Мне очевидно одно: я не из этого мира. Я его враг. Его противник, его ниспровергатель. Его лютый ненавистник. Повторюсь, я не уверен в существовании окружающей действительности, мне не верится, что действительность, подобная этой, может существовать.

Это мысли придурка, думаете вы? Ну и насрать. Мне уже давным-давно всё равно, что вы там себе думаете.

Что в ней плохого, спросите вы меня, в этой самой окружающей действительности? Этот мир так красив, так волнующ. Голубые моря, зелёные чащи лесов, извилистые изгибы гор. О, нет, нет, я люблю моря. Я обожаю леса и горы, я часами готов смотреть на их изображения и даже порой пребывать в их ипостасях, я вполне способен оценить их прелести. Я даже людей, это самое несуразное и ненужное создание за всё бесчисленное количество Больших Взрывов, если были они в действительности, готов принять как сущее, как некую данность, с которой надо мириться, сосуществовать, дружески относиться и даже испытывать к ним доброжелательные эмоции, хоть это и чрезвычайно, чрезвычайно непросто. Я не могу принять насилия, на котором держится здесь всё.

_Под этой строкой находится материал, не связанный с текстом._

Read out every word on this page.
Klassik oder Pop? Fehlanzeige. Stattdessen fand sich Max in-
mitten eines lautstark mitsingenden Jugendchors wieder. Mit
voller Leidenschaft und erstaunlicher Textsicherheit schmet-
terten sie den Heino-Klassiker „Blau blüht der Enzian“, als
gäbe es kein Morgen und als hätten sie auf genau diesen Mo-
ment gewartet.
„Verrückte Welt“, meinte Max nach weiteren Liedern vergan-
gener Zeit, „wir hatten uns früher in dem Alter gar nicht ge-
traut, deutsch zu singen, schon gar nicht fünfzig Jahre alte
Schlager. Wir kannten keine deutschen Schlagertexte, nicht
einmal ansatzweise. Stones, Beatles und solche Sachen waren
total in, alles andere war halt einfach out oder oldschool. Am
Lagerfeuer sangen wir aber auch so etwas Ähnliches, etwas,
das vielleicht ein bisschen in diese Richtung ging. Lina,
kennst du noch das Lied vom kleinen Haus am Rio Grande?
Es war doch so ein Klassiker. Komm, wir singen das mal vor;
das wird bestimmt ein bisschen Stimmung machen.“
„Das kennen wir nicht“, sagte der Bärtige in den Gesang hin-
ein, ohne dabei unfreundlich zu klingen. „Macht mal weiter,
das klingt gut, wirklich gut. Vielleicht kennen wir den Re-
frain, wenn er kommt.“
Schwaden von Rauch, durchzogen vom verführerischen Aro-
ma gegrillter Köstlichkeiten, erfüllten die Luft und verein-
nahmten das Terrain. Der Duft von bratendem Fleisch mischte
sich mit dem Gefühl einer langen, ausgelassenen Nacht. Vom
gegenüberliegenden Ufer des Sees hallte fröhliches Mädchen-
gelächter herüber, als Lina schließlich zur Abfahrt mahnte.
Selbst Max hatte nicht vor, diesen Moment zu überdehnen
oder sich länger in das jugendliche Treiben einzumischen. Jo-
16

Существование, в котором есть рождение и смерть — это насилие. Их не должно быть, не должно. Ни рождения, ни смерти. Как же так, скажете вы, ведь с чего-то всё должно начинаться! А вот и нет! Вот и нет! Не должно ничего с чего-то там начинаться. Всё и так уже есть! Всё есть! Я есть, вы есть, есть ещё сонмы каких-то созданий, немыслимых сущностей, идей, эмоций и чувствований, мы есть помимо череды рождений и смертей. Мы есть. Если мы есть, значит, дихотомия с рождением и смертью неверна, абсолютно неверна. Значит, она ложь, насаждение, значит, она осознанное насилие.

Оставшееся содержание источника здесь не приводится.